Sustainable living is "not viable outside cities" says Hélène Chartier of C40 Cities
Cities are the only sustainable way to house Earth's growing population – but the importance of protecting them from climate risks has been "totally underrated", according to Hélène Chartier of sustainable urbanism network C40 Cities.
"In terms of reducing emissions, living in cities is the best option we have," said Chartier, who is head of zero-carbon development at C40 Cities.
Chartier spoke to Dezeen following the publication of the latest climate report from the UN's Intergovernmental Panel on Climate Change (IPCC).
The report shows that cities are key players in the fight against global warming, Chartier said. In the countryside, people are reliant on cars and live in larger buildings that are less efficient to heat and power, she explained.
Urban areas, on the other hand, offer an opportunity to service large swathes of the population with decarbonised public transport, cycling routes and sustainable energy, waste and water management systems.
"We know that to have a more sustainable lifestyle, we need to have access to the right infrastructure," she told Dezeen. "And this is not viable outside cities, let's be honest."
"To develop this kind of infrastructure and make it efficient, you need a certain level of density."
"Architects have a huge responsibility"
The IPPC's latest report found that cities have failed to prepare for the impacts of climate change that are already touching every region of the world – not to mention the more frequent and severe heatwaves, floods, droughts and storms that are to come as temperatures continue to rise.
To fulfil their full climate potential, Chartier said cities will first need to be decarbonised and become greener, more compact and more resilient to the disastrous impacts of global warming.
"In the past, the focus of climate action was mainly on mitigation," she explained. "It is now urgent to also act on adaptation, as the effects of climate change are already here and will amplify quickly."
Currently, cities house 55 per cent of the global population while being responsible for 60 per cent of emissions. Unless urban areas are fundamentally redesigned, Chartier said this is only set to get worse as the number of people living in cities is set to increase to almost 70 per cent by 2050.
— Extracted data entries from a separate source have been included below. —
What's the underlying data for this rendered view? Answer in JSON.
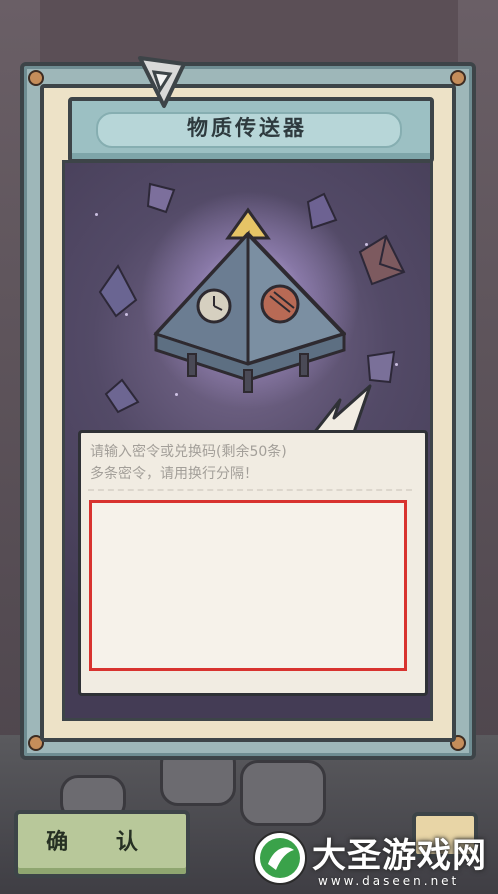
{
  "title": "物质传送器",
  "input": {
    "hint_line1": "请输入密令或兑换码(剩余50条)",
    "hint_line2": "多条密令，请用换行分隔！",
    "value": ""
  },
  "buttons": {
    "confirm_label": "确 认"
  },
  "watermark": {
    "title": "大圣游戏网",
    "url": "www.daseen.net"
  },
  "colors": {
    "frame": "#9eb7b9",
    "card": "#ede2c7",
    "title_banner": "#9cc0c3",
    "scene": "#534a67",
    "input_border": "#d8332f",
    "confirm_button": "#b8c89a"
  },
  "icons": [
    "pyramid-transporter-icon",
    "crystal-shard-icon",
    "game-logo-icon",
    "watermark-logo-icon"
  ]
}
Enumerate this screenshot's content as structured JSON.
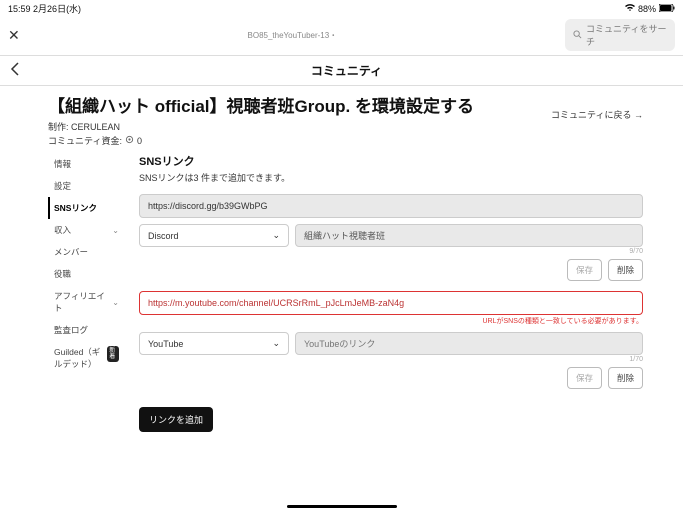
{
  "status": {
    "time": "15:59",
    "date": "2月26日(水)",
    "battery": "88%"
  },
  "topbar": {
    "context": "BO85_theYouTuber-13・"
  },
  "search": {
    "placeholder": "コミュニティをサーチ"
  },
  "nav": {
    "title": "コミュニティ"
  },
  "page": {
    "title": "【組織ハット official】視聴者班Group. を環境設定する",
    "producer_label": "制作:",
    "producer": "CERULEAN",
    "funds_label": "コミュニティ資金:",
    "funds_value": "0",
    "return_link": "コミュニティに戻る →"
  },
  "sidebar": {
    "items": [
      "情報",
      "設定",
      "SNSリンク",
      "収入",
      "メンバー",
      "役職",
      "アフィリエイト",
      "監査ログ"
    ],
    "guilded_label": "Guilded（ギルデッド）",
    "guilded_badge": "新\n着"
  },
  "sns": {
    "title": "SNSリンク",
    "desc": "SNSリンクは3 件まで追加できます。",
    "blocks": [
      {
        "url": "https://discord.gg/b39GWbPG",
        "platform": "Discord",
        "name": "組織ハット視聴者班",
        "counter": "9/70",
        "error": ""
      },
      {
        "url": "https://m.youtube.com/channel/UCRSrRmL_pJcLmJeMB-zaN4g",
        "platform": "YouTube",
        "name_placeholder": "YouTubeのリンク",
        "counter": "1/70",
        "error": "URLがSNSの種類と一致している必要があります。"
      }
    ],
    "save_label": "保存",
    "delete_label": "削除",
    "add_label": "リンクを追加"
  }
}
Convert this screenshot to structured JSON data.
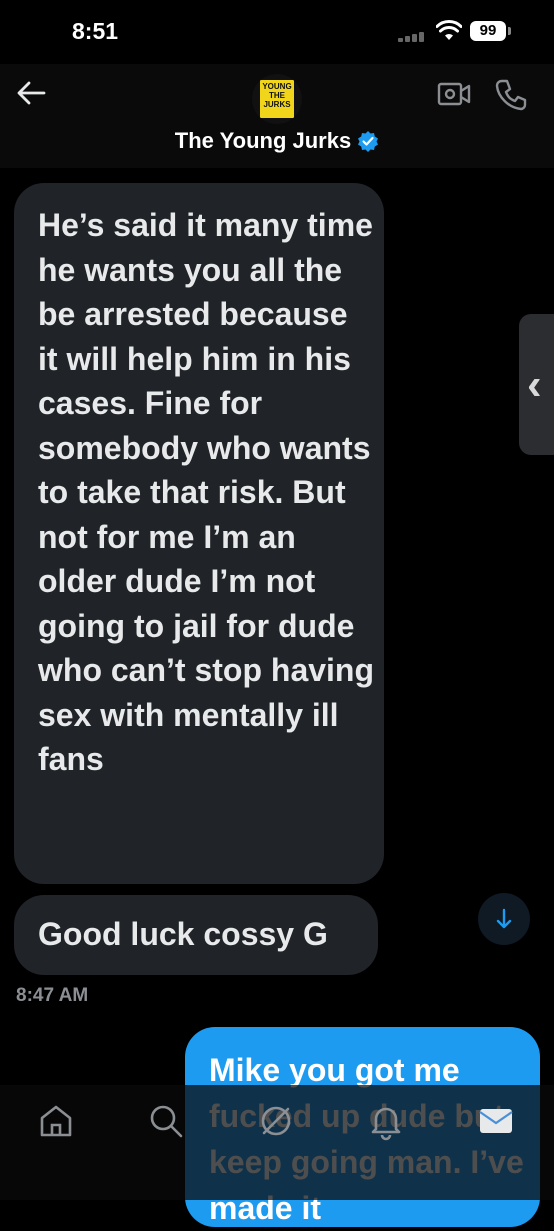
{
  "status_bar": {
    "time": "8:51",
    "battery": "99"
  },
  "header": {
    "avatar_text": "YOUNG THE JURKS",
    "name": "The Young Jurks"
  },
  "messages": {
    "incoming_1": "He’s said it many time he wants you all the be arrested because it will help him in his cases. Fine for somebody who wants to take that risk. But not for me I’m an older dude I’m not going to jail for dude who can’t stop having sex with mentally ill fans",
    "incoming_2": "Good luck cossy G",
    "timestamp": "8:47 AM",
    "outgoing_1": "Mike you got me fucked up dude but keep going man. I’ve made it"
  },
  "colors": {
    "accent": "#1d9bf0",
    "bubble_incoming": "#202327",
    "background": "#000000"
  },
  "icons": {
    "back": "arrow-left-icon",
    "video": "video-camera-icon",
    "phone": "phone-icon",
    "verified": "verified-badge-icon",
    "scroll": "arrow-down-icon",
    "tabs": [
      "home-icon",
      "search-icon",
      "spaces-icon",
      "bell-icon",
      "envelope-icon"
    ]
  }
}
"The report really insists on the fact that poorly planned cities and urban growth have a very significant impact on global warming," she said.
Buildings account for around half of a city's carbon footprint, so the solution is to eliminate operational emissions from heating and energy use as well as embodied emissions from materials and construction.
"Architects have a huge responsibility," Chartier said. "The way we design our building today is going to change the world tomorrow."
Compact cities are more sustainable
C40 Cities aims to encourage a shift to low-carbon cities through projects such as the Reinventing Cities competition, which will see 49 experimental developments built in 19 different cities.
The initiative forms part of C40 Cities' wider mission to help its members, including almost 100 of the world's biggest cities, reach their net-zero goals.
Outside of buildings, the majority of an average city's emissions are down to road transport. So Chartier suggests that local governments should enforce growth boundaries to reduce travel distances and limit urban sprawl.
Cities should also become more polycentric, so they contain self-sufficient 15-minute neighbourhoods where all daily necessities are accessible via a short walk or cycle.
This would make space to regenerate and protect forests and other ecosystems in and around cities so they can act as carbon sinks.
"We need to ban all construction that will kill or destroy nature," Chartier said.
All buildings must have climate change risk assessment
As urban areas become denser, they will become increasingly vulnerable to the disastrous impacts of climate change due to their growing populations and the urban heat island effect.
To mitigate this, Chartier said all building projects or urban developments should now start with a climate change risk assessment, looking at the hazards that a site will be exposed to under different emissions scenarios over the coming decades.
"That's really something that has been totally underrated," she explained. "A lot of cities haven't actually assessed in detail where there is a risk."
Construction in vulnerable areas such as flood plains and coastal shores should be banned or limited, Chartier said. And any new buildings should incorporate greenery as well as passive cooling and bioclimatic design strategies to protect inhabitants from heatwaves without the need for air conditioning.
Nature-based solutions such as green roofs, greenways and belts are particularly effective, as they can both absorb rainwater and lower local temperatures.
"Allocating land-use for green spaces and permeable soil needs to be compulsory for every new project," Chartier said. "There can even be local bylaws to ensure that all roofs or walls over a certain size integrate a certain percentage of green area, which New York is considering."
Dezeen recently rounded up a number of existing projects that incorporate climate resilience strategies, including a floating villa with retractable stilts and a house in Vietnam that accomodates seven people and 120 trees.
Another key way that architects can help to fight climate change is by considering the consumption-based emissions generated by the people living in their buildings, as Chartier outlined during a talk hosted by Dezeen at Dutch Design Week last autumn.